I thought we’d never make it around the building to the parking lot without pursuit, would never make it to the Buick without being apprehended by truck-stop security. I was wrong. Sparky took the keys from me and said he would drive, and Bridget meant to ride up front. I plunged into the back seat and pulled the door shut and lay gasping for breath, at first staying below the windows lest more Screamers were in the vicinity and would open fire on us.
BACK IN THE DAY
THE BOY, THE FATHER, THE ANTS
My best friend at the orphanage was Litton Ormond, though only the nuns and I knew that was his real name, and even I didn’t know it until he had been my roommate for almost a year. He lived with us under the name Peter Claver, which the sisters selected for reasons more clear to them than to me; Peter Claver was the saint who fed—and pressed hard for the freedom of—the African slaves in Colombia in the early 1600s. Litton, a.k.a. Peter, was nine when he came to Mater Misericordi?, a year older than me, and for the next three years, he looked out for me as if he were my older brother. He wasn’t strong or tough, but he was steadfast and brave.
When he finally shared his story with me, late one night when neither of us could sleep, I was in awe of him because of how he had coped with a horror that I could not imagine being able to endure. And I knew it was all true, because it had been a media sensation the previous year.
Corbett Ormond, Litton’s father, was a wife beater. In May of the year that Litton turned eight, his mother, Roxanne, left his father, filed for divorce, and moved in with her parents, Mark and Laura Rollins.

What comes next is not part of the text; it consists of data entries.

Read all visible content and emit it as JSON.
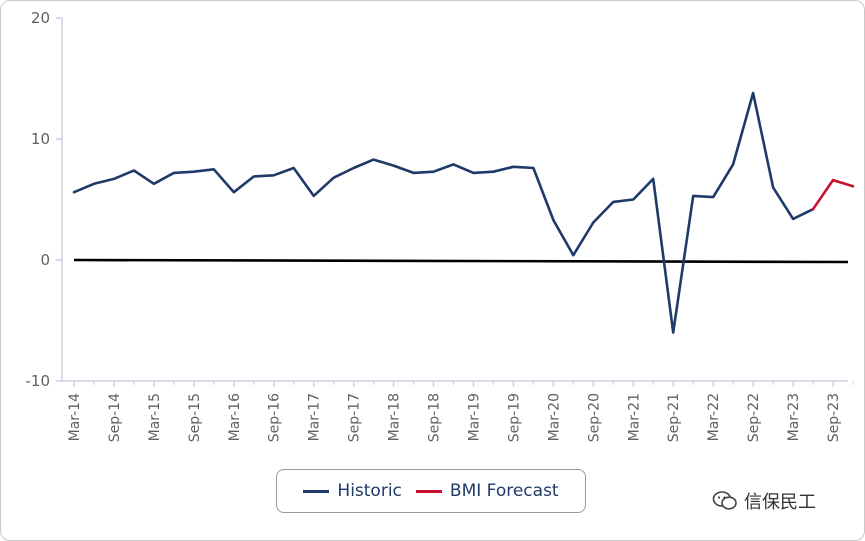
{
  "chart_data": {
    "type": "line",
    "title": "",
    "xlabel": "",
    "ylabel": "",
    "ylim": [
      -10,
      20
    ],
    "y_ticks": [
      20,
      10,
      0,
      -10
    ],
    "grid": false,
    "legend_position": "bottom-center",
    "x_tick_labels": [
      "Mar-14",
      "Sep-14",
      "Mar-15",
      "Sep-15",
      "Mar-16",
      "Sep-16",
      "Mar-17",
      "Sep-17",
      "Mar-18",
      "Sep-18",
      "Mar-19",
      "Sep-19",
      "Mar-20",
      "Sep-20",
      "Mar-21",
      "Sep-21",
      "Mar-22",
      "Sep-22",
      "Mar-23",
      "Sep-23"
    ],
    "series": [
      {
        "name": "Historic",
        "color": "#1f3a68",
        "x": [
          "Mar-14",
          "Jun-14",
          "Sep-14",
          "Dec-14",
          "Mar-15",
          "Jun-15",
          "Sep-15",
          "Dec-15",
          "Mar-16",
          "Jun-16",
          "Sep-16",
          "Dec-16",
          "Mar-17",
          "Jun-17",
          "Sep-17",
          "Dec-17",
          "Mar-18",
          "Jun-18",
          "Sep-18",
          "Dec-18",
          "Mar-19",
          "Jun-19",
          "Sep-19",
          "Dec-19",
          "Mar-20",
          "Jun-20",
          "Sep-20",
          "Dec-20",
          "Mar-21",
          "Jun-21",
          "Sep-21",
          "Dec-21",
          "Mar-22",
          "Jun-22",
          "Sep-22",
          "Dec-22",
          "Mar-23",
          "Jun-23"
        ],
        "values": [
          5.6,
          6.3,
          6.7,
          7.4,
          6.3,
          7.2,
          7.3,
          7.5,
          5.6,
          6.9,
          7.0,
          7.6,
          5.3,
          6.8,
          7.6,
          8.3,
          7.8,
          7.2,
          7.3,
          7.9,
          7.2,
          7.3,
          7.7,
          7.6,
          3.3,
          0.4,
          3.1,
          4.8,
          5.0,
          6.7,
          -6.0,
          5.3,
          5.2,
          7.9,
          13.8,
          6.0,
          3.4,
          4.2
        ]
      },
      {
        "name": "BMI Forecast",
        "color": "#c8102e",
        "x": [
          "Jun-23",
          "Sep-23",
          "Dec-23"
        ],
        "values": [
          4.2,
          6.6,
          6.1
        ]
      }
    ],
    "reference_line": {
      "value": 0,
      "color": "#000000"
    }
  },
  "watermark": {
    "text": "信保民工",
    "icon": "wechat-icon"
  }
}
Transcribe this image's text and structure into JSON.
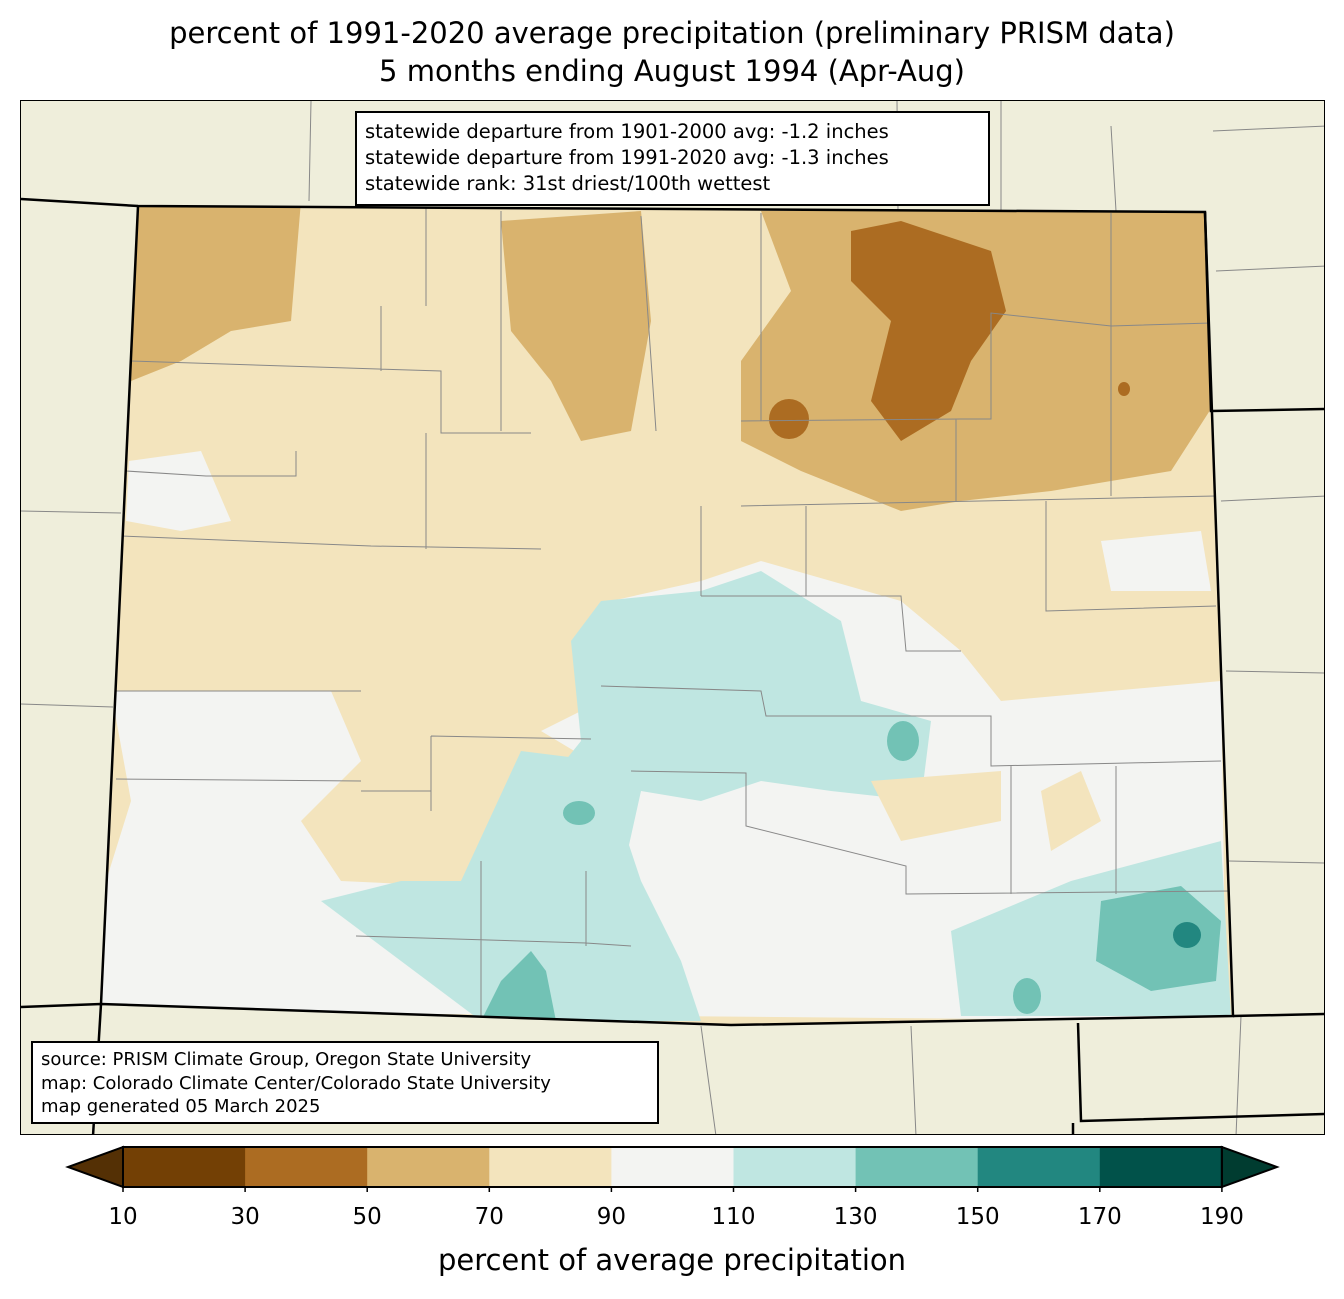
{
  "title": {
    "line1": "percent of 1991-2020 average precipitation (preliminary PRISM data)",
    "line2": "5 months ending August 1994 (Apr-Aug)"
  },
  "stats": {
    "line1": "statewide departure from 1901-2000 avg: -1.2 inches",
    "line2": "statewide departure from 1991-2020 avg: -1.3 inches",
    "line3": "statewide rank: 31st driest/100th wettest"
  },
  "source": {
    "line1": "source: PRISM Climate Group, Oregon State University",
    "line2": "map: Colorado Climate Center/Colorado State University",
    "line3": "map generated 05 March 2025"
  },
  "colorbar": {
    "label": "percent of average precipitation",
    "ticks": [
      "10",
      "30",
      "50",
      "70",
      "90",
      "110",
      "130",
      "150",
      "170",
      "190"
    ],
    "colors": [
      "#734005",
      "#ac6c22",
      "#d9b36e",
      "#f3e4bd",
      "#f3f4f2",
      "#bfe6e1",
      "#72c2b5",
      "#228780",
      "#01524a"
    ],
    "under_color": "#543005",
    "over_color": "#003c30"
  }
}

Although Corbett never contested the divorce, made no threats against his wife, even granted her sole custody of their son as if the issue meant nothing to him, he was furious. Hot-tempered and vengeful, he was also patient and cunning. For six months he had no contact with his ex-wife or his son, so that they came to feel safe. On Thanksgiving Day, when Roxanne and her brother and her sister and their children gathered at the Rollins’ home for the annual feast, Corbett came calling. He shot and killed seven adults and four children, sparing only Litton.